Las feministas cuestionaron, en aquel momento, la propuesta de reforma por insuficiente.  “La nueva Ley no trae ningún avance. El Gobierno del PSOE ha pretendido contentarnos a todos, en su afán de arañar votos y sólo ha conseguido alborotar a la derecha y a la jerarquía de la Santa Iglesia católica e indignar a las mujeres. Esta ley estrecha y mezquina redunda en la injusticia histórica de negarnos a las mujeres el derecho que nos corresponde a decidir libre e individualmente sobre nuestros embarazos: debemos ser nosotras, en función de nuestras circunstancias y de nuestra conciencia, las que decidamos. El aborto debe ser libre y gratuito y esto sólo puede ser con la despenalización total del mismo y su inclusión en la Sanidad Pública” (Colectivo de Mujeres del CAES, octubre 1994).

 

El 3 de marzo de 2010 entró en vigor una nueva ley que opta, una vez más, por eludir los problemas de fondo: el aborto sigue dentro del código penal, no se garantiza el derecho a decidir de las mujeres y una interpretación expansiva de la objeción de conciencia sigue impidiendo que se cumpla la ley y desprotegiendo a las mujeres.
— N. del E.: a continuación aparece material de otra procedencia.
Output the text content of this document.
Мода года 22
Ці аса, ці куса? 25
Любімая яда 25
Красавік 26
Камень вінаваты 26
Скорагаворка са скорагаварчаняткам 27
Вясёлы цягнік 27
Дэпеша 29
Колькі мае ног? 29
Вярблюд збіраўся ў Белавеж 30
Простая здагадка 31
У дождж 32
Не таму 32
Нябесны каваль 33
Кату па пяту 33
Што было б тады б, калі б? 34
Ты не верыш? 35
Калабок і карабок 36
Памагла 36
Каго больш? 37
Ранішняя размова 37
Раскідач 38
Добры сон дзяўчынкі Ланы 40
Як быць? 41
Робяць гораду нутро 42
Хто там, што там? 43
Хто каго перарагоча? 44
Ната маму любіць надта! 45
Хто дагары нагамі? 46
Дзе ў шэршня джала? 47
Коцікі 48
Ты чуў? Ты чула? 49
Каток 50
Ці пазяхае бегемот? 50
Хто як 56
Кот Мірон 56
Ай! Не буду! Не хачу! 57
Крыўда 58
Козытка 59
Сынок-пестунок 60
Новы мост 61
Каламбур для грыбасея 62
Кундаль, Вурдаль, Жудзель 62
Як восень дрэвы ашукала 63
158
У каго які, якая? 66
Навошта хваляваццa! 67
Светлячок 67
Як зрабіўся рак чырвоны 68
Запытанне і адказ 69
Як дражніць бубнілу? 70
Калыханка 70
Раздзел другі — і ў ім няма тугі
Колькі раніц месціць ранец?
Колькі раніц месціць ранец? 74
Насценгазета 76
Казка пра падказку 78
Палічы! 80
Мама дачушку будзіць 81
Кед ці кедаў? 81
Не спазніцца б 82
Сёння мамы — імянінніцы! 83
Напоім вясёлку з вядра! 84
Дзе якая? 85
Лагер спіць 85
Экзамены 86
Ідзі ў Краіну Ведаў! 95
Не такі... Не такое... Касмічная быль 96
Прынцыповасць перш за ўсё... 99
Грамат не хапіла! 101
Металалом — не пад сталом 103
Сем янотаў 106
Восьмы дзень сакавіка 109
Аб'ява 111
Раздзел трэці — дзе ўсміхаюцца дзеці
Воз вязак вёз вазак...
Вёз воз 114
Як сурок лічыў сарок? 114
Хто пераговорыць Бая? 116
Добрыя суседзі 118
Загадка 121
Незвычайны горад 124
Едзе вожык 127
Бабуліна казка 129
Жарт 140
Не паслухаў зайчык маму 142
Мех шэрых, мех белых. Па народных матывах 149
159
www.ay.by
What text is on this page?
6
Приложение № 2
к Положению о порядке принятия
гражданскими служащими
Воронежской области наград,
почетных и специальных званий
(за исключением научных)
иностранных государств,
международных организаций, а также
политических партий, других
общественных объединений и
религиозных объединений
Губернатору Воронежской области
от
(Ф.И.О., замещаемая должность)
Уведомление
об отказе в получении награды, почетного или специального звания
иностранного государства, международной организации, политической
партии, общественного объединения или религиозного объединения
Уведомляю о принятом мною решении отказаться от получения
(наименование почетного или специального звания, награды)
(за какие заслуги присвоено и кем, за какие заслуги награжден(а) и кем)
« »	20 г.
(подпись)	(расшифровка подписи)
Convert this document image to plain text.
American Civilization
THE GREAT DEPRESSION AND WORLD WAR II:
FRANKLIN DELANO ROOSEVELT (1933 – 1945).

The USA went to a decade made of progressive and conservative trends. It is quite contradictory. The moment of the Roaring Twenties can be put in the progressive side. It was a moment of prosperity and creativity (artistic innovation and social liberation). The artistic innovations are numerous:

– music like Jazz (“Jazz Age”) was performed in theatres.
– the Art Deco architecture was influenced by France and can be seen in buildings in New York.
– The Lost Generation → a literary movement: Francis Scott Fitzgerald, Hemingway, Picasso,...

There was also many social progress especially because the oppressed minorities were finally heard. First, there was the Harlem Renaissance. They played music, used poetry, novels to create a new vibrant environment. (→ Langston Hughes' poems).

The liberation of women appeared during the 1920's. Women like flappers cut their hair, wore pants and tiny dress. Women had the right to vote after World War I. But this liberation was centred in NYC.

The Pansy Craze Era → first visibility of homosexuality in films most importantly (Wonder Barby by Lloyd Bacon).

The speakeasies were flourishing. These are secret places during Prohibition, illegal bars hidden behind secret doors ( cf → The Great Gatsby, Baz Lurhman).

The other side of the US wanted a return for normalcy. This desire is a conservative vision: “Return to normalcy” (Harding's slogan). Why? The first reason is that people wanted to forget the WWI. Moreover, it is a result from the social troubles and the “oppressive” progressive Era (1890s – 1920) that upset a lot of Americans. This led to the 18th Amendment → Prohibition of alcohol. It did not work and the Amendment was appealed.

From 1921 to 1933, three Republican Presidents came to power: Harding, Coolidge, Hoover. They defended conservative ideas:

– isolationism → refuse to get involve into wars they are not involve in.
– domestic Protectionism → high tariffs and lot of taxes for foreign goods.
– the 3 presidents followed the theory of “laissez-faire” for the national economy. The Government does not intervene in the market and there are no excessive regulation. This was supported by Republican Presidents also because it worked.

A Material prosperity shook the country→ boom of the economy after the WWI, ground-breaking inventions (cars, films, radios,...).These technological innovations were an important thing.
Una vez más, el Estado interviene ante una decisión que es (o debería ser) meramente personal.

 

El 90% de los abortos se practican antes de la 8ª semana. En esas circunstancias, el aborto es un acto médico y no una intervención. Sin embargo, desde la Jerarquía Eclesiástica y la derecha reaccionaria se han impuesto a toda la sociedad determinadas estructuras morales y educativas que castigan y criminalizan la práctica del aborto. Parte de esas “imposiciones” penetran en nuestra propia subjetividad como resultado de la educación recibida (4).

 

En 32 países europeos se aplica una ley que permite realizar el aborto dentro de unos plazos, variables según los países. Sólo Malta y Andorra tienen prohibido el aborto.

 

La nueva ley combina plazos y supuestos para legalizar la Interrupción Voluntaria de un Embarazo (IVE), como en Reino Unido y Alemania. Esta solución mixta no mejora la ley anterior, al limitar temporalmente ciertos supuestos que antes no lo estaban. Tampoco saca el aborto del código penal. Aunque una ley de plazos otorga mayor capacidad de decisión a la mujer que una ley basada en supuestos, no significa la despenalización del acto de abortar. Fuera del plazo establecido por la ley, abortar sigue siendo un delito recogido en el código penal.

 

Plazo demasiado corto e imposición de tres días de reflexión.

 

La ley 2/2010 establece un plazo de catorce semanas en el que abortar es legal. Sin embargo, es un plazo demasiado corto. Entre el tiempo que pasa hasta que se conoce el embarazo, se toma la decisión, se recibe la información de ayuda, los informes médicos necesarios y los días de reflexión, se puede rebasar el plazo. Si se acude a la Seguridad Social para recibir asistencia gratuita, aún pueden dilatarse más los tiempos. En algunas situaciones sociales, las mujeres pueden tardar más en decidirse con lo que el tiempo corre en contra suya. Si rebasan las 14 semanas ya sólo pueden hacerlo acogiéndose a los supuestos autorizados (5). La IVE se trata de un acto médico más, las consideraciones clínicas o científicas son las que determinan cuando dicho acto puede practicarse con seguridad. Las legislaciones europeas más progresistas en esta temática han optado por leyes de plazos amplios (20-24 semanas), tomando como criterio para determinar dicho plazo el momento en que se considera clínicamente que el feto podría ser viable.

 

Incluso en el plazo de las 14 semanas, la ley pone condicionantes a las mujeres. Para poder abortar en dicho plazo, deben cumplirse dos requisitos: a) recibir información sobre las prestaciones de apoyo a la maternidad y b) un periodo de reflexión de tres días. Dichos requisitos sólo son instrumentos de presión sobre su decisión de abortar. Al obligar a una nueva reflexión, el legislador traslada una imagen de la mujer como sujeto inmaduro menor de edad y con dificultad para tomar decisiones consistentes y mantenerlas. Si la interrupción voluntaria del embarazo se tratara como un acto médico más, como ante cualquier intervención clínica, la mujer tendría derecho a ser informada de las condiciones, riesgos y posibilidades de dicha intervención para que pueda tomar su decisión del modo que considere más conveniente; una vez tomada la decisión, no cabe incorporar periodo de reflexión alguno. 

 

En tanto que intervención médica, simplemente debería aplicarse la ley que regula el derecho de los pacientes a la información suficiente y adecuada  y garantizar que se practica con seguridad. En este mismo sentido, no cabe exigir informes médicos extras. En todo caso, los informes deberían considerarse como un derecho del paciente a una segunda opinión, pero nunca como un requisito para una intervención que la mujer consiente y necesita.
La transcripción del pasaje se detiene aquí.